The special education centre at Oji River town in Enugu State is one of the few surviving specialised schools in the country meant for the teaching of individuals, especially those that need special care due to physical disability.
The school, which was established as far back as 1958 by the British colonial administration, is currently facing challenges in its quest to properly train and feed the over 140 students that live in the school premises.
The monthly subvention that accrues to the school from the state government is said to be no longer enough no thanks to the harsh economic situation in the country. The school is now resorting to prayers to get assistance from the public to remain afloat.
The Principal of the school, Mr Calistus Otti, in a chat with The AUTHORITY stressed that the institution is equally confronted with the challenge of sorting out the health care need of the inmates. He said the clinic built in the school still remain largely empty.
“Government built a standard clinic but medical facilities and health personnel are yet to be posted. When emergencies occur among the learners especially at night, we are left with no other option than to look for alternative solution outside the school compound,” he said.
Presently, the special education centre runs school for the blind, school for the deaf, vocational school for both the healthy and the impaired.
According to the principal, some of the intelligent students are often offered admission in other schools to further their education, while others learn trades like shoe making, bag making, weaving, among others, within the vocational school of the centre to make them self-reliant.
In addition, the centre also runs remedial courses with the aim of providing basic technical skills for adults who are not born with deformities but either through accident or environmental factors becomes visually impaired or deaf.
The AUTHORITY gathered that the Enugu State Universal Basic Education Board, (ENSUBEB) is working out plans to establish a secondary school within the premises of the special education centre, of which three blocks have been erected to enhance its take off.

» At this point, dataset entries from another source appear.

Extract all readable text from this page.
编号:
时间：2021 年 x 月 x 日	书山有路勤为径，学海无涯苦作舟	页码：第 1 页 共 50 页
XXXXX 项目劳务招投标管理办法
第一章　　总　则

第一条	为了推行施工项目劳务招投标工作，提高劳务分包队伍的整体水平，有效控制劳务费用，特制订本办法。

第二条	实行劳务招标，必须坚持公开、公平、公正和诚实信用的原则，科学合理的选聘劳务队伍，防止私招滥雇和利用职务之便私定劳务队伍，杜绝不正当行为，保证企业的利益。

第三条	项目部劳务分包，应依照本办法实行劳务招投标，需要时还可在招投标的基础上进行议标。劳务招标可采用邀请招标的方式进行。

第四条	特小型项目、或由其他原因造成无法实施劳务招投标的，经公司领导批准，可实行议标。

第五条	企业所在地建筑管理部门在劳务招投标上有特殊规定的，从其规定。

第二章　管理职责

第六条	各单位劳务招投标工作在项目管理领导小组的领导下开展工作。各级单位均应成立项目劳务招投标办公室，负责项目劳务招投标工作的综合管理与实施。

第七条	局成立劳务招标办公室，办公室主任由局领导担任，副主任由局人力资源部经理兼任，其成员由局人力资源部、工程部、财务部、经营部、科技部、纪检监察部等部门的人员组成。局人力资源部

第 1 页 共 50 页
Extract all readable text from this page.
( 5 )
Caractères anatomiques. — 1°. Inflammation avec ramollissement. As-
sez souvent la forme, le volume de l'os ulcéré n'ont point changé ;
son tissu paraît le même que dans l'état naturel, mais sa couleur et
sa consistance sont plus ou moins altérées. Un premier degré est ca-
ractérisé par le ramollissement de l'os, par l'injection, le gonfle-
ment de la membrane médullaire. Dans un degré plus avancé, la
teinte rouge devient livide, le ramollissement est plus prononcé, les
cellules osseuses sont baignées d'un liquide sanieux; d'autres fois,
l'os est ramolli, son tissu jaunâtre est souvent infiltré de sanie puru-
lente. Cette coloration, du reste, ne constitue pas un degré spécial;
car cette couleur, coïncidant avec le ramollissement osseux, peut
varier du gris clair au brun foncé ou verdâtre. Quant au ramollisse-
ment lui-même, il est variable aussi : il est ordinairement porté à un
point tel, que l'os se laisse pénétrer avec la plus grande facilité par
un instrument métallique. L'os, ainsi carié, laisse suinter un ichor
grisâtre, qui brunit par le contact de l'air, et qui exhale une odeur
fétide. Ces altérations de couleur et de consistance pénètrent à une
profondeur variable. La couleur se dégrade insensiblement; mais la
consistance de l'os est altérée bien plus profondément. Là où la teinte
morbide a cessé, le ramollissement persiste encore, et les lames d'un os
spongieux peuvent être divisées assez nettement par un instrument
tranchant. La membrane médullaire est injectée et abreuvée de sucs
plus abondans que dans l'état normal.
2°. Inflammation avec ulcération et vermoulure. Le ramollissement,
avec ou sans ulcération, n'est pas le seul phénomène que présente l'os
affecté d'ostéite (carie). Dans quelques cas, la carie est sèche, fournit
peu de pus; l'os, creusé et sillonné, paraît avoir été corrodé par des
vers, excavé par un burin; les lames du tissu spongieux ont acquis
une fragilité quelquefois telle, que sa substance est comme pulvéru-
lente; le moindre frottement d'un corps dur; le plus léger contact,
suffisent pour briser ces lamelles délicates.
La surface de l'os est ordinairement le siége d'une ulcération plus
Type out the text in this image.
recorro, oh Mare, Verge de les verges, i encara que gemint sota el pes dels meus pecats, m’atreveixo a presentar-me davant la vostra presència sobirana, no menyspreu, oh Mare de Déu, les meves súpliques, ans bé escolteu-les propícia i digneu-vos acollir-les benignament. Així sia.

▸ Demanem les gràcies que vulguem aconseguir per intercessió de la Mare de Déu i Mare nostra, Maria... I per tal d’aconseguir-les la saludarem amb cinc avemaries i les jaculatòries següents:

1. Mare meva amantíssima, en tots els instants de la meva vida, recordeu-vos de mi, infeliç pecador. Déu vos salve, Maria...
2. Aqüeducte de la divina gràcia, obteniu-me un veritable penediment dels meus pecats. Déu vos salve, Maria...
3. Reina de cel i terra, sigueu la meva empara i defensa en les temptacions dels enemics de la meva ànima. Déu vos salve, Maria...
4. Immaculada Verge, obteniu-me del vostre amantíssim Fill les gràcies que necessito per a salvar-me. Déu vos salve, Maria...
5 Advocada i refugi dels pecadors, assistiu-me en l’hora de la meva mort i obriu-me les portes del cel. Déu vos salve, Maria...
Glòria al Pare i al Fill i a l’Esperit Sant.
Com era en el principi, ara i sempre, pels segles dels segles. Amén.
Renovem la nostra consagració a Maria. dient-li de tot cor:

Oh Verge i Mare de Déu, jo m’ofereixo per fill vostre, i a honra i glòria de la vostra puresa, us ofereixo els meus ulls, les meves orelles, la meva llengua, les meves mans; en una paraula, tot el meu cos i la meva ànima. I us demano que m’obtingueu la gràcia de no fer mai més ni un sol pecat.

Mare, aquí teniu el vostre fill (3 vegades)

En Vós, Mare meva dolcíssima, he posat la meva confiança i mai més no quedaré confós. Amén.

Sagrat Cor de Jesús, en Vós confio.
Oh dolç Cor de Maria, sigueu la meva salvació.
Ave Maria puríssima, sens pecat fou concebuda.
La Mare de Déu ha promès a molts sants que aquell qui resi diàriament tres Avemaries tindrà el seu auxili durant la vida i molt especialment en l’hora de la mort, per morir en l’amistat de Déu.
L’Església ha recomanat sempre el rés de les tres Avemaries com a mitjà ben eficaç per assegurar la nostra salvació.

In its bid to overcome the financial and logistics needs of the special education centre, the authorities of the school are also said to be in dialogue with the ‘School Based Management Committee, to see how the school can get help from members of the public, even as they are also proposing an integrated agriculture scheme for the Centre.
Meanwhile, the Fish ponds project initiated at the Centre by Rev. Fr. Innocent Udeafor is now a success story. The Catholic priest, who has also helped in the renovation of some classrooms and dormitories, established the fish ponds as his own contribution to the school.
The school principal, who commended the priest for his kindness, is also calling on other Nigerians to support the special education centre by bailing it out from the present predicaments.